Background Information and Context:

“[You play while] gathering with friends, and it’s a really big cultural thing. It’s like one of those [games] that everyone knows. Everyone did the hokey pokey, and it’s really easy to join in because you learn it when you are really young. The first time I did the hokey pokey was in elementary school, like first or second grade, but last year I was walking with my friend, and I said, ‘put your left hand in and shake it,’ but then she started doing it, and then I joined in and another friend joined in. We were just standing outside New North doing the hokey pokey, but we did the risqué version because, you know, college students are stupid.”

Collector’s Notes:

I was surprised to hear about the hokey pokey not once, but twice while collecting items for the folklore archive. I hadn’t heard of anyone doing the dance since I was in elementary school and did the dance, myself.
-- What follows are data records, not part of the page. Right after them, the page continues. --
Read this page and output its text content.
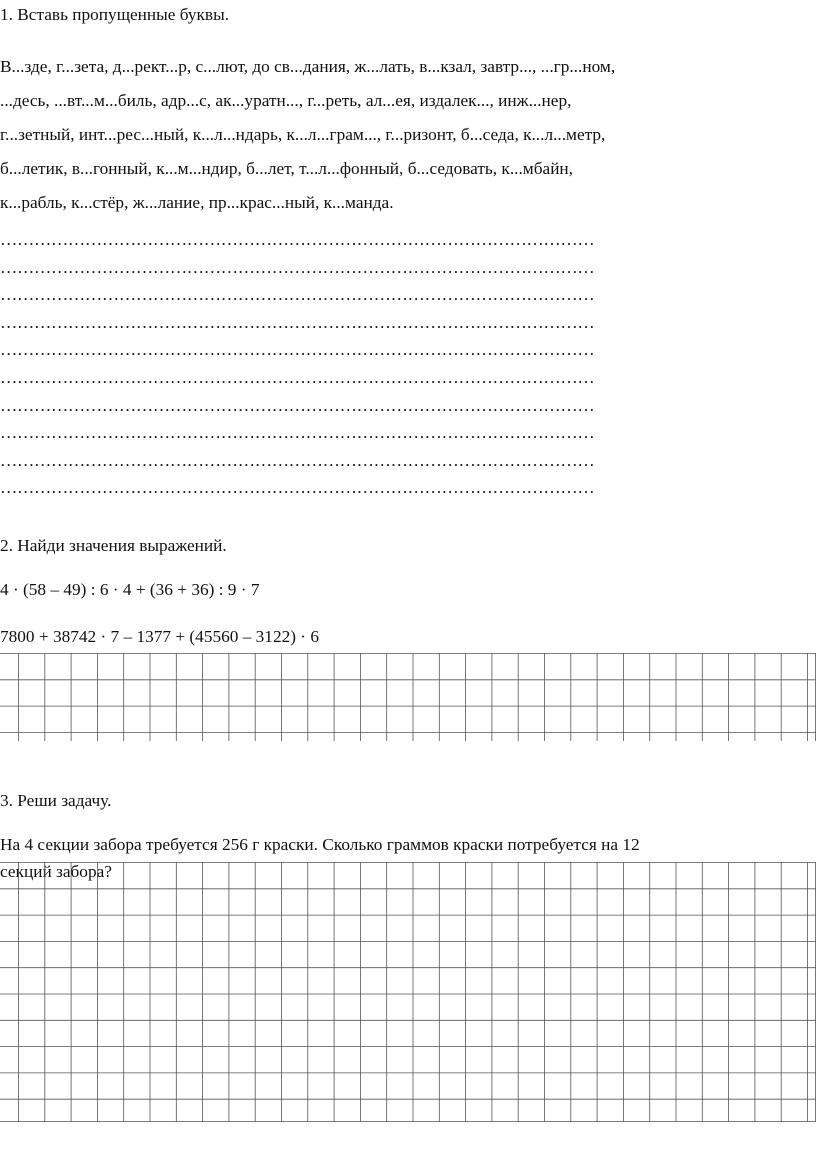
1. Вставь пропущенные буквы.
В...зде, г...зета, д...рект...р, с...лют, до св...дания, ж...лать, в...кзал, завтр..., ...гр...ном,
...десь, ...вт...м...биль, адр...с, ак...уратн..., г...реть, ал...ея, издалек..., инж...нер,
г...зетный, инт...рес...ный, к...л...ндарь, к...л...грам..., г...ризонт, б...седа, к...л...метр,
б...летик, в...гонный, к...м...ндир, б...лет, т...л...фонный, б...седовать, к...мбайн,
к...рабль, к...стёр, ж...лание, пр...крас...ный, к...манда.
……………………………………………………………………………………………
……………………………………………………………………………………………
……………………………………………………………………………………………
……………………………………………………………………………………………
……………………………………………………………………………………………
……………………………………………………………………………………………
……………………………………………………………………………………………
……………………………………………………………………………………………
……………………………………………………………………………………………
……………………………………………………………………………………………
2. Найди значения выражений.
4 · (58 – 49) : 6 · 4 + (36 + 36) : 9 · 7
7800 + 38742 · 7 – 1377 + (45560 – 3122) · 6
3. Реши задачу.
На 4 секции забора требуется 256 г краски. Сколько граммов краски потребуется на 12
секций забора?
I was even more surprised to hear of a risqué version of the dance given the childish connotations I had with it. Thinking about it now, this parody is not too different from those one will find of childhood shows on YouTube, adapting original material for a more sexual connotation. The purpose is usually humor, and the act of doing a risqué version of any childhood activity could be considered a coming of age of sorts. It is significant that, here, at college, one can engage in content that was once taboo, and there is no parental or teacher supervision that can stop that.

Game

Red Rover

The informant is my mother, who was born and raised in North Vancouver, Canada. She has two older brothers, and both of her parents immigrated from the United Kingdom when they were adults. She worked in accounting until she retired at the age of 50. She is widowed and has two children: myself and my brother, who has Cerebral Palsy.

This is a popular children’s playground game that she played when she was younger.

“Well, Red Rover. You stand in a line, holding your arms together, and then you call someone over and they try to break through the line. “Red Rover Red Rover we call…Jennifer over.” And then Jennifer will come running through and try to choose the weakest spot between the arms that she thinks she can break through, and… if she breaks through, I don’t what, I don’t remember what happens if you break through. I think you get to go back. If you don’t break through, you have to join the line. You’re part of the row—you’re part of the line.”

What’s the goal of the game?

“To be the last man standing, to be the person who breaks through all the time. To be the strongest [laughs].”

Analysis:

This common children’s game may seem fairly innocuous, but I think that it sheds a lot of light on social hierarchies in North American societies. The goal of the game is to keep breaking through the wall of people standing before the player. Not only does this mean that the social currency gained from winning the game is given to the “strongest” player, but it also establishes that one should be looking to break through barriers; those who don’t become part of the conglomerate. This may reflect some of the social values found in capitalist societies.